三十八
我的每个夜晚都安静而沉默。
我走上街,甚至没有背包,口袋里只装着一张皱皱的十块钱,除此之外什么都没有。夜晚的西城街头如此寒冷,空气和地面都仿佛凝固的冰川。街上没什么人,也没人认识我。我就这样从他们身旁极近的距离走过,若无其事的。那一刻我普通的仿佛平民百姓。
我曾经以为只有把全部家当都背在肩上才算是自由,后来明白,抛下一切行囊后的轻松,那方才是如沐春风般自由的甘泉。
路上口渴时买杯水,累了可以坐公车回来,仅此而已。
刚刚停下的雨似乎又要倾盆而下,天上早已经是电闪雷鸣,黑红色的天际时不时突然被那样刺眼的闪电所照亮,短暂一刻,一切都亮的惊人。偶尔走过街头可以看到损毁的路灯,那个不再发亮却也无人修理的灯泡里开始闪烁着黑暗。

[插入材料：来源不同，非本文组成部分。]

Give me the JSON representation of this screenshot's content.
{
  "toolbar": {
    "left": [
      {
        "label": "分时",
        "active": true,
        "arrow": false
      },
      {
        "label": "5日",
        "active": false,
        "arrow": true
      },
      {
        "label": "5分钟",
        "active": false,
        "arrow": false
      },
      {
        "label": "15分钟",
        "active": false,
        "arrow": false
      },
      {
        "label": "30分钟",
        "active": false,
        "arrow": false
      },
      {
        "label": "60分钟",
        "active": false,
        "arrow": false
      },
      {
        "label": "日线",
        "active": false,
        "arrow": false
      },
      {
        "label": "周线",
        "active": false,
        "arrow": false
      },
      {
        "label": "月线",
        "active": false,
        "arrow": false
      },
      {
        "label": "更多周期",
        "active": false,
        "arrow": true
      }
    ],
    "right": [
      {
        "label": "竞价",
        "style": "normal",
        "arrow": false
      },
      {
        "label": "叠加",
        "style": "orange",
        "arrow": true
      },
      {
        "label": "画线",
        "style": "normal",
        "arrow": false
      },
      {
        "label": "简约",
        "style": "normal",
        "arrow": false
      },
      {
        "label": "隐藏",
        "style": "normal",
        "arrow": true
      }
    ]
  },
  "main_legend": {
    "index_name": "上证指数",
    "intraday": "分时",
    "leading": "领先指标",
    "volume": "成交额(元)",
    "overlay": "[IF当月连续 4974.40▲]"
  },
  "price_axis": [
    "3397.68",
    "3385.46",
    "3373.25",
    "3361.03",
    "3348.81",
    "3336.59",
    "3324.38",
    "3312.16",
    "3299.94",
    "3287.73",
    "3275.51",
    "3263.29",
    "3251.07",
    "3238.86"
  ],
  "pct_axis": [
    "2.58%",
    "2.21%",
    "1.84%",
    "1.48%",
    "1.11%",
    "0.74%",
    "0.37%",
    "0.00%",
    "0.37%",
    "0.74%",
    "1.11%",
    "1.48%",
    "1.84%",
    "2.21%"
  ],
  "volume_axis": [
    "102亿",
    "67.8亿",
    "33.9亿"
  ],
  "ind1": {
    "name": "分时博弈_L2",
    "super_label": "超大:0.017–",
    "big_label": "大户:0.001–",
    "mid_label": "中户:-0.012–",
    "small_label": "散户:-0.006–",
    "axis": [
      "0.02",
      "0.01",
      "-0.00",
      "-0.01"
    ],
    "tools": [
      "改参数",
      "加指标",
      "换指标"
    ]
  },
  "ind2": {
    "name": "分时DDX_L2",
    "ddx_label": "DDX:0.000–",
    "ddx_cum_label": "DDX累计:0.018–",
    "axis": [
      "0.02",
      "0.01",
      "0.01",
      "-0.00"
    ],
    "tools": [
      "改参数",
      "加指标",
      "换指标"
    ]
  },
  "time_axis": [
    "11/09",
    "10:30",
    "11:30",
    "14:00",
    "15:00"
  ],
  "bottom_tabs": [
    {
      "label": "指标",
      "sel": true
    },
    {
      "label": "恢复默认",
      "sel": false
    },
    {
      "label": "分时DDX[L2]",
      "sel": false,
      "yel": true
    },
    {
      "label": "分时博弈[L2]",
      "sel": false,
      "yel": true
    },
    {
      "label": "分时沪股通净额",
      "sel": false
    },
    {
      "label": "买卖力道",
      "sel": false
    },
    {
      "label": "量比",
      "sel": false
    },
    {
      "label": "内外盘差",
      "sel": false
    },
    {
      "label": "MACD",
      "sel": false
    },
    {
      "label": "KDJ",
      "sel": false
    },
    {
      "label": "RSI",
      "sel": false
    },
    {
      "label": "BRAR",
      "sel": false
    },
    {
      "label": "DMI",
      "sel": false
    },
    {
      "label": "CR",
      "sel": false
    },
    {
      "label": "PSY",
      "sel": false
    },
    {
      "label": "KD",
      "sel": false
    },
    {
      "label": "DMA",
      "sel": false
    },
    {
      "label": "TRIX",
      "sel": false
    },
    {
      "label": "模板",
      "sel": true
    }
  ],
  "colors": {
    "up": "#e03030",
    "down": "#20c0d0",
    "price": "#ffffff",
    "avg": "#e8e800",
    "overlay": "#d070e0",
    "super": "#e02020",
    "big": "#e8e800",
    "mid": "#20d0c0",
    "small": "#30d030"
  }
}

行人似乎隐隐的慌张了起来。他们害怕,外面山雨欲来。不一会儿街上的人全都散了,大雨噼里啪啦的再一次落下来。我这才想到避雨,在路边随机的找到一个狭窄阴冷的屋檐。
我似乎第一次对杰克的酒吧没有丝毫兴趣,于是我没有过去。在屋檐下站了一会儿,看了一会儿大雨,我看看时间,竟已是晚上九十点钟的光景。
我想了想,离开屋檐下的避风港,裹紧大衣冲入漫天风雨里。
十几分钟后我站在熟悉的车站里等待最后一班晚归的公车。之前那个等车的女孩比我晚到了五分钟。她走进车站,看看我,说,“诶?我以为你以后都不出现了。”
“怎么会?”
“你昨天怎么?”
“哦,昨天有点急事。”从她的眼神里我可以看出她并不相信。我们在车站的屋檐下站着,眼前全是呼啸的风雨。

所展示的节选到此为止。